Background: The autism rate has recently increased to 1 in 100 children. Genetic studies demonstrate poorly understood complexity. Environmental factors apparently also play a role. Magnetic resonance imaging (MRI) studies demonstrate increased brain sizes and altered connectivity. Electroencephalogram (EEG) coherence studies confirm connectivity changes. However, genetic-, MRI- and/or EEG-based diagnostic tests are not yet available. The varied study results likely reflect methodological and population differences, small samples and, for EEG, lack of attention to group-specific artifact.

Methods: Of the 1,304 subjects who participated in this study, with ages ranging from 1 to 18 years old and assessed with comparable EEG studies, 463 children were diagnosed with autism spectrum disorder (ASD); 571 children were neuro-typical controls (C). After artifact management, principal components analysis (PCA) identified EEG spectral coherence factors with corresponding loading patterns. The 2- to 12-year-old subsample consisted of 430 ASD- and 554 C-group subjects (n = 984). Discriminant function analysis (DFA) determined the spectral coherence factors’ discrimination success for the two groups. Loading patterns on the DFA-selected coherence factors described ASD-specific coherence differences when compared to controls.

Results: Total sample PCA of coherence data identified 40 factors which explained 50.8% of the total population variance. For the 2- to 12-year-olds, the 40 factors showed highly significant group differences (P < 0.0001). Ten randomly generated split half replications demonstrated high-average classification success (C, 88.5%; ASD, 86.0%). Still higher success was obtained in the more restricted age sub-samples using the jackknifing technique: 2- to 4- year-olds (C, 90.6%; ASD, 98.1%); 4- to 6-year-olds (C, 90.9%; ASD 99.1%); and 6- to 12-year-olds (C, 98.7%; ASD, 93.9%). Coherence loadings demonstrated reduced short-distance and reduced, as well as increased, long-distance coherences for the ASD-groups, when compared to the controls. Average spectral loading per factor was wide (10.1 Hz).

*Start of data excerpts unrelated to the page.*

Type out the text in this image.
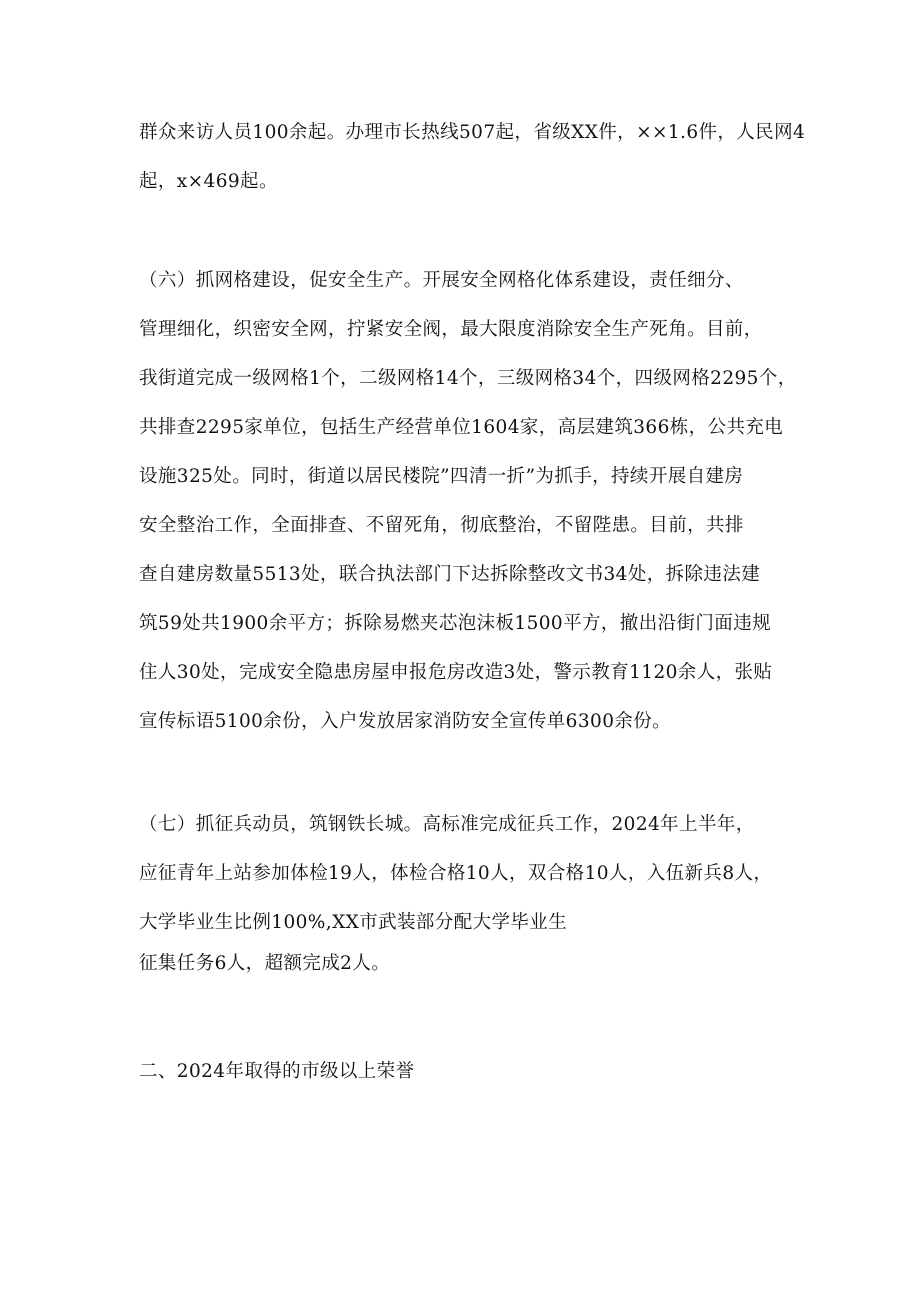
群众来访人员100余起。办理市长热线507起，省级XX件，××1.6件，人民网4
起，x×469起。

（六）抓网格建设，促安全生产。开展安全网格化体系建设，责任细分、
管理细化，织密安全网，拧紧安全阀，最大限度消除安全生产死角。目前，
我街道完成一级网格1个，二级网格14个，三级网格34个，四级网格2295个，
共排查2295家单位，包括生产经营单位1604家，高层建筑366栋，公共充电
设施325处。同时，街道以居民楼院”四清一折”为抓手，持续开展自建房
安全整治工作，全面排查、不留死角，彻底整治，不留陛患。目前，共排
查自建房数量5513处，联合执法部门下达拆除整改文书34处，拆除违法建
筑59处共1900余平方；拆除易燃夹芯泡沫板1500平方，撤出沿街门面违规
住人30处，完成安全隐患房屋申报危房改造3处，警示教育1120余人，张贴
宣传标语5100余份，入户发放居家消防安全宣传单6300余份。

（七）抓征兵动员，筑钢铁长城。高标准完成征兵工作，2024年上半年，
应征青年上站参加体检19人，体检合格10人，双合格10人，入伍新兵8人，
大学毕业生比例100%,XX市武装部分配大学毕业生

征集任务6人，超额完成2人。

二、2024年取得的市级以上荣誉
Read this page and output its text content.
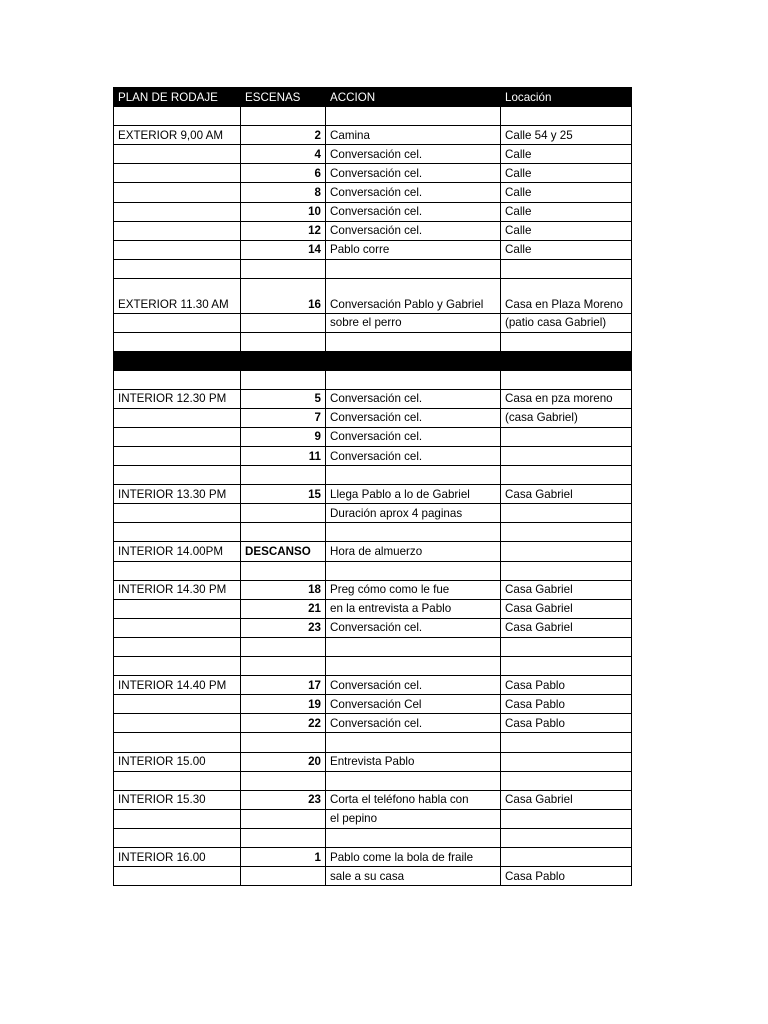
PLAN DE RODAJE	ESCENAS	ACCION	Locación

EXTERIOR 9,00 AM	2	Camina	Calle 54 y 25
	4	Conversación cel.	Calle
	6	Conversación cel.	Calle
	8	Conversación cel.	Calle
	10	Conversación cel.	Calle
	12	Conversación cel.	Calle
	14	Pablo corre	Calle

EXTERIOR 11.30 AM	16	Conversación Pablo y Gabriel	Casa en Plaza Moreno
		sobre el perro	(patio casa Gabriel)

INTERIOR 12.30 PM	5	Conversación cel.	Casa en pza moreno
	7	Conversación cel.	(casa Gabriel)
	9	Conversación cel.	
	11	Conversación cel.	

INTERIOR 13.30 PM	15	Llega Pablo a lo de Gabriel	Casa Gabriel
		Duración aprox 4 paginas	

INTERIOR 14.00PM	DESCANSO	Hora de almuerzo	

INTERIOR 14.30 PM	18	Preg cómo como le fue	Casa Gabriel
	21	en la entrevista a Pablo	Casa Gabriel
	23	Conversación cel.	Casa Gabriel

INTERIOR 14.40 PM	17	Conversación cel.	Casa Pablo
	19	Conversación Cel	Casa Pablo
	22	Conversación cel.	Casa Pablo

INTERIOR 15.00	20	Entrevista Pablo	

INTERIOR 15.30	23	Corta el teléfono habla con	Casa Gabriel
		el pepino	

INTERIOR 16.00	1	Pablo come la bola de fraile	
		sale a su casa	Casa Pablo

Conclusions: Classification success suggests a stable coherence loading pattern that differentiates ASD- from C- group subjects. This might constitute an EEG coherence-based phenotype of childhood autism. The predominantly reduced short-distance coherences may indicate poor local network function. The increased long-distance coherences may represent compensatory processes or reduced neural pruning. The wide average spectral range of factor loadings may suggest over-damped neural networks.